24 stycznia 2016, 22:00
Jak byście rozwiązały następujący problem?
Jesteście w związku ze starszym mężczyzną, planujecie założenie rodziny. On jest starszy 10 lat, ma wyrobioną pozycję zawodową. Wy dopiero zaczynacie przygodę z pracą zawodową i są widoki na osiągnięcie niezłej pozycji.
Jemu marzy się dziecko, jest już po trzydziestce, chciałby rodzinę, a Wy macie jeszcze czas, chcecie zdobyć doświadczenie, umowę na stałe, szansę na awans...też marzycie o rodzinie, o dziecku za jakieś 5 lat. Jak to wszystko pogodzić? Żeby był wilk syty i owca cała? Zakładając, że oboje się kochacie, też pragniecie ślubu, dziecka, ale za jakiś czas, a on chce już.
24 stycznia 2016, 22:23
Nie ma tu opcji, żeby wilk był syty i owca cała. Musisz wybrać Ty czy on.
24 stycznia 2016, 22:32
W zasadzie nie wybierałabym między karierą a dzieckiem a kierowałabym się tym, czy jestem psychicznie i finansowo gotowa na posiadanie potomstwa. Z karierą jest niestety tak, że po "ustawieniu się" nie będzie gdzie wrócić po urlopie macierzyńskim (może z małymi wyjątkami, zwykle jednak pracując u kogoś trzeba się liczyć z tym, że po urlopie być może trzeba będzie zaczynać od nowa). Ale jest cała masa innych czynników. Jeśli nie jesteś zwyczajnie gotowa na dziecko lub masz inne priorytety (nauka, rozwój osobisty, imprezy, praca, cokolwiek, priorytety się zmieniają) to nie ma sensu rodzic dziecka tylko dlatego bo partner tego chce.
24 stycznia 2016, 22:32
O proszę to jednak są takie szalone jak ja które wiążą się z 10 lat starszym Powiem Ci że ja mogłabym mieć teraz już dziecko ale nie spieszy mi się, jednak gdyby było byłabym szczęśliwa, a co do kariery to faktycznie masz na nią czas jednak ostatecznie ty musisz wybrać. Ja mam zamiar popracować do 23-24 roku życia i wtedy zdecydować się na dziecko. Dużo daje po prostu rozmowa z facetem, powinniście razem dojść do kompromisu :)
24 stycznia 2016, 22:52
masz 23 lata? To jeszcze poczekaj. Facet powinien być świadomy na co się decyduje wiążąc z młodszą, są zalety takiej relacji, ale są też wady. Pewnie za długo nie przeciągniesz, ale daj sobie jeszcze 2-3 lata chociaż, żeby się nabawić dorosłym, ale nadal niezależnym życiem.
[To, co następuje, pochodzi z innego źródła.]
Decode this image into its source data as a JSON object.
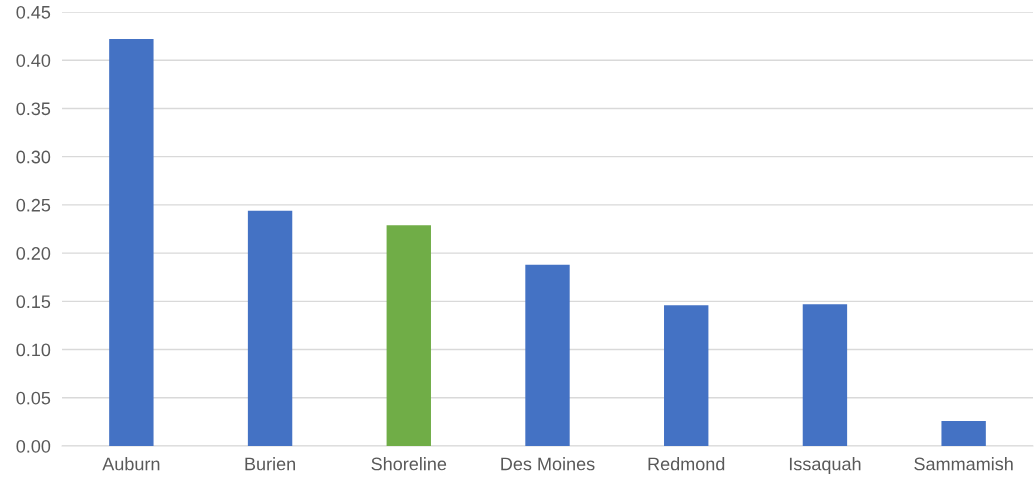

Edytowany przez 24 stycznia 2016, 22:53
24 stycznia 2016, 22:55
bylam w podobnej sytuacji. Maz 9 lat starszy,ja dopiero co po studiach. Jednak nie chciałam by zostal tatą-dziadziem i urodzilam majac 23. Po urodzeniu kontynuowalam studia, potem podyplomówke. Nie powiem bo bywalo ciezko ale bylo warto.dzís mam dobra prace,odchowana corke.ale tak naprawde to nie bylam nigdy zwolenniczka rodzenia pod 30 czy wzwyz. Musisz znalezc priorytety.
24 stycznia 2016, 23:02
napisałaś w tytule "dużo starszy mężczyzna".... a potem piszesz, że jest 10 lat starszy, a Ty dopiero zaczynasz "przygodę" z pracą... czyli gościu ma koło 35 albo Ty zaczynasz pierwszą pracę baaardzo późno.. tak czy siak - 10 lat, to nie jest dużo starszy mężczyzna, a jeśli nie chcesz mieć teraz dziecka, to go nie miej. ja bym jednak wybrała dziecko, bo na karierę masz jeszcze sporo czasu. On 35 + pewnie wolałby już być tatą i mu się nie dziwię. ale nic na siłę:)
24 stycznia 2016, 23:17
No to skoro rozmawiacie to do czegoś dojdziecie. Lepiej żebyś była pewna na 1000000% na co stawiasz :)
24 stycznia 2016, 23:21
w twoim wieku stawialabym na siebie, gdybys byla po 30-stce i niewykluczala w ogole dziecka to moglabys z czegos rezygnowac, a teraz szkoda zycia jezeli masz szanse rozwoju, kariery..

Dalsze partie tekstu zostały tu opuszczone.